The results in Wisconsin and beyond, which are chronicled in the book, make clear that such workforce strategies can play a role in creating viable opportunities for more Americans to gain the skills they need to achieve greater financial stability.

“Sector strategies are successfully developing new approaches to preparing people for jobs in today’s economy and showing important results for workers and employers,” said Maureen Conway, vice president of The Aspen Institute and coeditor of Connecting People to Work. “These strategies have been in the vanguard of reshaping workforce initiatives to be responsive to economic changes and tailored to address workers’ challenges and industry’s needs.”

Connecting People to Work discusses the need for these workforce strategies at a time when many people are out of work or underemployed and face a labor market that is difficult to navigate. Too many workers today earn too little to make ends meet, and they often lack the time or resources to participate in local education programs — programs that may or may not help them find work. Many low-wage workers often need additional support as they go through training, an approach generally adopted by sector strategies.

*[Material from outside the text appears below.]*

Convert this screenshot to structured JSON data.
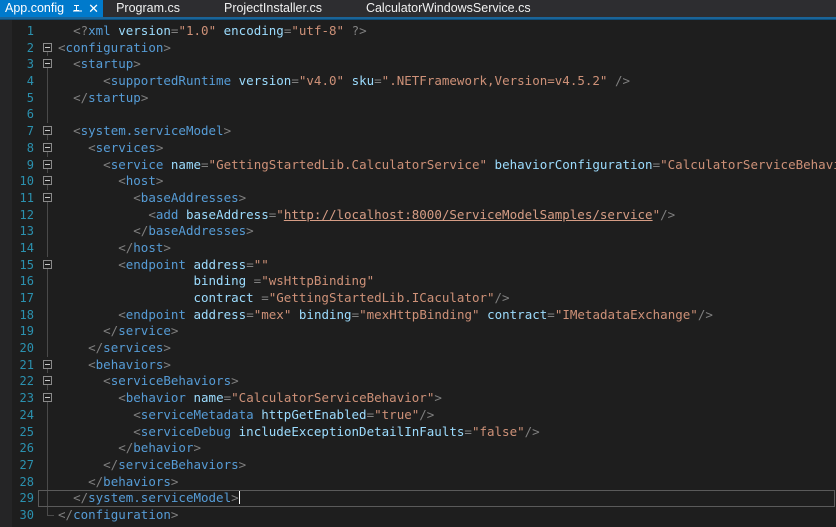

The book features case studies of sector strategies in the health care, construction, manufacturing and restaurant industries, and highlights how policy and economic changes and new practices among education and training institutions are affecting workforce efforts. Also included are evaluation results and a review of major sector-financing strategies, including the National Fund for Workforce Solutions, which brings together local and national funders, employers and nonprofits.

The book is a follow-up volume to Workforce Intermediaries for the 21st Century, published a decade ago following a national convening on the subject sponsored by the American Assembly at Columbia University.

“The sectoral approach to workforce development continues to demonstrate promise and gain attention,” said the book’s coeditor, Robert P. Giloth, a vice president at the Annie E. Casey Foundation. “While sector strategies alone cannot solve the enormous issues of poverty and income inequality, they have proven they can be part of our response, and now is the time to build on their record of success.”

To do just that, Connecting People to Work makes the case for:

  • the public sector to expand its support for these workforce strategies;
  • the philanthropic community to maintain and increase its investments;
  • the private sector to commit widely to the sector approach; and
  • the workforce field to embrace these training programs and support innovation and analysis.